Cuando la carreta se detuvo, el sacerdote bajó de un salto, rodeó el vehículo y ayudó a la joven a descender. Antonio y Sebastián se apearon del caballo y fueron a su encuentro. Amanda abrazó primero a su padre y luego a su primo, sin dejar de sostener el libro que llevaba. Si no hubiera sido porque el brazo malo entorpecía sus movimientos, Diego también habría ido a recibirla.
—¡Me alegra que estés bien! —gritó desde donde estaba.
—¡Es bueno verlos a todos! —respondió Amanda.
—Gracias por rescatar a mi hija. Dígame cómo puedo pagarle —dijo Antonio, estrechando muy fuerte la mano del cura.
—No es necesario —añadió.
—Insisto. No sé qué habríamos hecho sin usted. Todavía no entiendo cómo mi mujer pudo descuidarla de ese modo.
—Fue una gran revuelta la de hoy. No culpe a su esposa, por favor. Debió ser culpa mía por llevar a Amanda a la iglesia hasta que todo se calmara.
—¿Su culpa? Nada de eso. Al contrario, usted trajo a salvo a mi querida Amanda y estaré en deuda con usted de por vida —insistió Antonio.
—¡Eso es demasiado!, pero se me ocurre una forma en la que podrían ayudarme y ya no sentiría que me debe nada —dijo el cura y miró a Amanda de reojo.
—Estoy para servirle —respondió el hombre.
—Sin embargo, no requiero de sus servicios, sino de los de su hija. Escuché hablar maravillas de los dibujos de la señorita Amanda y me encantaría disponer de un ejemplar de la Biblia con ilustraciones. Con su permiso, me gustaría que sea ella quien se encargue de los dibujos —sugirió el párroco.
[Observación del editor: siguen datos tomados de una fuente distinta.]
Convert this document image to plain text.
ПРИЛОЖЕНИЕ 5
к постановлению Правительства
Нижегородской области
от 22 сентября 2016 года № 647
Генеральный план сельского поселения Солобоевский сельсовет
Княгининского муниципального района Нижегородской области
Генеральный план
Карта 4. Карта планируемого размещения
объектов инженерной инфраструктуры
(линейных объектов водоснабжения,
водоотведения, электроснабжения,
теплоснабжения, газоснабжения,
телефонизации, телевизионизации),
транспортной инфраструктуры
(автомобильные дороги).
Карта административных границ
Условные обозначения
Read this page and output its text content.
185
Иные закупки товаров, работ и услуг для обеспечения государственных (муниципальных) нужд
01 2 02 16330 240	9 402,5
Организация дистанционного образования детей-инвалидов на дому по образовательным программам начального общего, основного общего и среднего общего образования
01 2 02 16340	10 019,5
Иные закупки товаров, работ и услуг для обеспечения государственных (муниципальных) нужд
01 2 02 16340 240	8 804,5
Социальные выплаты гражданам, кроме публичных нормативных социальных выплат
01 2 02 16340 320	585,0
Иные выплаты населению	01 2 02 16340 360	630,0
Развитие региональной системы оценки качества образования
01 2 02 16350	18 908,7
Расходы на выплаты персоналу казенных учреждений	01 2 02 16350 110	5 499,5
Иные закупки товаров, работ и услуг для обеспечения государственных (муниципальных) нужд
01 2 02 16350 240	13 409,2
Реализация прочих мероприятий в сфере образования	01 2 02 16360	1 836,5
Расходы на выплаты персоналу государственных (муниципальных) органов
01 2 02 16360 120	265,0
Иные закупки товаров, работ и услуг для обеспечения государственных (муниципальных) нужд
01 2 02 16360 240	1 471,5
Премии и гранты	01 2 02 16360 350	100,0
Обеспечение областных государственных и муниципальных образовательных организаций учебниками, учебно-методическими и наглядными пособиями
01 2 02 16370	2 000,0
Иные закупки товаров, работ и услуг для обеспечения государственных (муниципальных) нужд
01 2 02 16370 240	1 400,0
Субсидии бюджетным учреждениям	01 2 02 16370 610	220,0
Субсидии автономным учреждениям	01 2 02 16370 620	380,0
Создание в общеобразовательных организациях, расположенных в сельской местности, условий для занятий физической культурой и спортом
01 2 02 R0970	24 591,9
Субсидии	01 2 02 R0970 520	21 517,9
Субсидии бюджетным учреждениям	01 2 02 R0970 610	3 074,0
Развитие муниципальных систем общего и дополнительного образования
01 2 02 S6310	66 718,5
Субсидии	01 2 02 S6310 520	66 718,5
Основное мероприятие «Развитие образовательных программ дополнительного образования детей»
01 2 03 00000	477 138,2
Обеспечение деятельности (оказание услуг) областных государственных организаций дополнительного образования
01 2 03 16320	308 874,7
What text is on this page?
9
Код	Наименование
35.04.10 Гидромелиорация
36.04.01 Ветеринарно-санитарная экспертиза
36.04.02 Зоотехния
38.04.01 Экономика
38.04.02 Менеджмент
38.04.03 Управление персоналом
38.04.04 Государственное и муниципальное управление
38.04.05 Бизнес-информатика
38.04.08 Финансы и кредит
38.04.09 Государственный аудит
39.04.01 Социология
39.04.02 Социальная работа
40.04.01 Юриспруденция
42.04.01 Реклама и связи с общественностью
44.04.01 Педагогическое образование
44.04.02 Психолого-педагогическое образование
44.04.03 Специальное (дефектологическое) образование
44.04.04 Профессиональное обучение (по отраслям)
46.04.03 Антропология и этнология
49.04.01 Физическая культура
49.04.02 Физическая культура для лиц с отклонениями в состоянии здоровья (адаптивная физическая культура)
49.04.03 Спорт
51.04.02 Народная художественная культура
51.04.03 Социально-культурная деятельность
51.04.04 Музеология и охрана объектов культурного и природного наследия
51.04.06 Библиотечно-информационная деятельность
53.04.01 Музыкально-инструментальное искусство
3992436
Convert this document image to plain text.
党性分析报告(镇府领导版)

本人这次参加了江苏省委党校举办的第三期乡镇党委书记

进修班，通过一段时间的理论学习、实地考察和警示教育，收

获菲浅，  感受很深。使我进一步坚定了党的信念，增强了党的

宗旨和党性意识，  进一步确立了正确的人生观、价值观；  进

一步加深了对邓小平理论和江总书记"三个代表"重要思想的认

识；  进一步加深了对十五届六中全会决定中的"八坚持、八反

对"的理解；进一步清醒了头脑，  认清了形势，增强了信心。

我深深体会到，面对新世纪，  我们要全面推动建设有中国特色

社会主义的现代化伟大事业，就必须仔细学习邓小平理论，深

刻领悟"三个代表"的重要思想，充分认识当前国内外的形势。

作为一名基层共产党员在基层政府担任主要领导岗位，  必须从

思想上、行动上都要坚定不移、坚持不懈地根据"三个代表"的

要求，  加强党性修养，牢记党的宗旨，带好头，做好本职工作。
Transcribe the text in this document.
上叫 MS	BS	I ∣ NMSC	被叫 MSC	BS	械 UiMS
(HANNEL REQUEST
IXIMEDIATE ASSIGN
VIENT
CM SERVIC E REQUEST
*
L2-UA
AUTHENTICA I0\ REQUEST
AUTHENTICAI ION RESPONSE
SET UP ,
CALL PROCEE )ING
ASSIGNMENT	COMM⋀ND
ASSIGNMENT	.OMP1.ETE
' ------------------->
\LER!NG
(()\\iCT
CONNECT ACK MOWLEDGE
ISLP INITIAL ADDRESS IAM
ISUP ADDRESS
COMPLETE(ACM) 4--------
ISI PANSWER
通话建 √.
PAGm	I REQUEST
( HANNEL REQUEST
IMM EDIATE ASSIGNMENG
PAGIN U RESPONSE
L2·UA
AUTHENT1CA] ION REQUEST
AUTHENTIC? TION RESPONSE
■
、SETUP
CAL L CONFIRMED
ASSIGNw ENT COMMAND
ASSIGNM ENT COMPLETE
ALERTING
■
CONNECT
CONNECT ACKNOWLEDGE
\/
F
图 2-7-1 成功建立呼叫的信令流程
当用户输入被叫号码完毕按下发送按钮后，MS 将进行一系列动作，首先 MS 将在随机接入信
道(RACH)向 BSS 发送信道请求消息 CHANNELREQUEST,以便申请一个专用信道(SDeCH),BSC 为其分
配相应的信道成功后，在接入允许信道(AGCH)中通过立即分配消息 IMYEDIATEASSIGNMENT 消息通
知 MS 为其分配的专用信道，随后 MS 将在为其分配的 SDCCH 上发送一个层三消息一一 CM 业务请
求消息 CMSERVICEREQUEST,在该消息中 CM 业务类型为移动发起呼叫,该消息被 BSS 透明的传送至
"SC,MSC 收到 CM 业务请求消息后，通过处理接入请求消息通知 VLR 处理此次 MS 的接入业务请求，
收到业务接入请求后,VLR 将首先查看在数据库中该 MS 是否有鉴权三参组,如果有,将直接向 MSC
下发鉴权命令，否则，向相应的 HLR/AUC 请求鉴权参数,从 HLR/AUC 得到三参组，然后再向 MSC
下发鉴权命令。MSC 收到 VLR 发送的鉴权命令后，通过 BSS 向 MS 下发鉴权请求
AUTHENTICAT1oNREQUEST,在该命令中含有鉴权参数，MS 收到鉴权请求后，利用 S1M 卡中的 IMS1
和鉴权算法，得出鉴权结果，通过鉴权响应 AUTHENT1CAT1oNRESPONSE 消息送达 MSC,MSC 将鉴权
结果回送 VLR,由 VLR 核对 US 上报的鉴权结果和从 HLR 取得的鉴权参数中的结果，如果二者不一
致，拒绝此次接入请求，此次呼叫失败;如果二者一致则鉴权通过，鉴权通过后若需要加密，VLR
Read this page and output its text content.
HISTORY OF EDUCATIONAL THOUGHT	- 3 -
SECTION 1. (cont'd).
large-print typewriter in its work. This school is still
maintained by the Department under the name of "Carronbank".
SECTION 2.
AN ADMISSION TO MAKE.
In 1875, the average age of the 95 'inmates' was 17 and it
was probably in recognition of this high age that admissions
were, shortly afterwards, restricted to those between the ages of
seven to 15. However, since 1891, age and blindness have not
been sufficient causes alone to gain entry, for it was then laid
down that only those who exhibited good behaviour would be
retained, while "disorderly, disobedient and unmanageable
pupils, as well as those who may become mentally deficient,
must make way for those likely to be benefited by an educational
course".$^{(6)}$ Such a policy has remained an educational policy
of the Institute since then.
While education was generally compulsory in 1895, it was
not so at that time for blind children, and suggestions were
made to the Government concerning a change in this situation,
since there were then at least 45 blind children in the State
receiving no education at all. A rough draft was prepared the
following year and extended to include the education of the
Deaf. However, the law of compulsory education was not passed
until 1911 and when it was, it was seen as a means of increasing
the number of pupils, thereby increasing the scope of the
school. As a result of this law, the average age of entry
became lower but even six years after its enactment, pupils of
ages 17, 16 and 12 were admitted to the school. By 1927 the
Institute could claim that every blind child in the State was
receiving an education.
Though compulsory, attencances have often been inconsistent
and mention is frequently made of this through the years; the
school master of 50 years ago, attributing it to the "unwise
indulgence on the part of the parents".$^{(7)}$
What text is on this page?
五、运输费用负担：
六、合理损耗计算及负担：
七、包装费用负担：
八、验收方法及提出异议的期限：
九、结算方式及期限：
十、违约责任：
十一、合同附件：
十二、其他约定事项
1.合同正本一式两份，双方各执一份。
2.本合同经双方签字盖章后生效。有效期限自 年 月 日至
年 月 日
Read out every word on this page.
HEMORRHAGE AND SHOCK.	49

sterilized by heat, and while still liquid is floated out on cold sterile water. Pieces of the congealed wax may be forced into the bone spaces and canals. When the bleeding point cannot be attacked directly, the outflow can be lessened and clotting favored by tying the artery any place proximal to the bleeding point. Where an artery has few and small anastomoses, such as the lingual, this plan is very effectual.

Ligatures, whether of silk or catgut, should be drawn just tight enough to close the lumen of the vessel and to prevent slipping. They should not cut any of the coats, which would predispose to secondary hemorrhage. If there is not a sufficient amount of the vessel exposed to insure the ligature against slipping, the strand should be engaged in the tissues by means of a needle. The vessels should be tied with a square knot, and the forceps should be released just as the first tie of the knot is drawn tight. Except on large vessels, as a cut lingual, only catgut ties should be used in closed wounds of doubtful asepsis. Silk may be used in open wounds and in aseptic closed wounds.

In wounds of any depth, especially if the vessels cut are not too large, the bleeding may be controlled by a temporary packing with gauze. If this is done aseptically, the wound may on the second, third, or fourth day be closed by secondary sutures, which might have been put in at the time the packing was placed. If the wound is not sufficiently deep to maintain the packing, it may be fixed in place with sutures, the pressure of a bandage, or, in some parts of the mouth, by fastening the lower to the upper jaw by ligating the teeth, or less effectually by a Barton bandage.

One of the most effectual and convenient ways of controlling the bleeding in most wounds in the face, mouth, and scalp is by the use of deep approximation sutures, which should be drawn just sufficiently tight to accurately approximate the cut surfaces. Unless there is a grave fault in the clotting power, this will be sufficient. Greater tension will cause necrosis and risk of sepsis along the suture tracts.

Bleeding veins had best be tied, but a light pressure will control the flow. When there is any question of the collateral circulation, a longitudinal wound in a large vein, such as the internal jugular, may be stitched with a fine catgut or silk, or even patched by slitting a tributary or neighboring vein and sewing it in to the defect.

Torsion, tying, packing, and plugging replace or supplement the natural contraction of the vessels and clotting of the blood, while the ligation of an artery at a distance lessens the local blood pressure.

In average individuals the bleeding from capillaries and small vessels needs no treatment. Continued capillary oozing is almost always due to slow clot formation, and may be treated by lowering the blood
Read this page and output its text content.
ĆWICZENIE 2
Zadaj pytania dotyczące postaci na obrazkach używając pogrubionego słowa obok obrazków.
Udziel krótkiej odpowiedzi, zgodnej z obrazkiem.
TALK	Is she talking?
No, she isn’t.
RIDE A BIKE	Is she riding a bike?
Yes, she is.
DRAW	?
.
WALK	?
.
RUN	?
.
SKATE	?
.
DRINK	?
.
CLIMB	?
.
—No tengo ningún problema —se apresuró a decir Antonio, complacido de que la recompensa careciera de valor monetario.
—¿Qué dice, señorita? ¿Me permitiría disponer de sus servicios como artista? —preguntó ilusionado.
—Sería un honor —dijo la joven y una sonrisa se formó en su rostro.
Luego de arreglar que la muchacha iría a la iglesia por las tardes para ayudar al padre Facundo a elaborar su Biblia, el cura se despidió y se marchó en la carreta. Sebastián se subió a su caballo. Luego ayudó a Amanda a montar detrás de él y emprendieron el regreso a la estancia La Rosa.
Con un poco de suerte, ahora que habían encontrado a Amanda sana y salva, quedaría algo de tiempo para cenar y quizás alguien valoraría el esfuerzo que había hecho Diego para conseguir las liebres. El muchacho decidió que si tenía la oportunidad le comentaría a Sofía que Pablo Ferreira había vuelto con las manos vacías.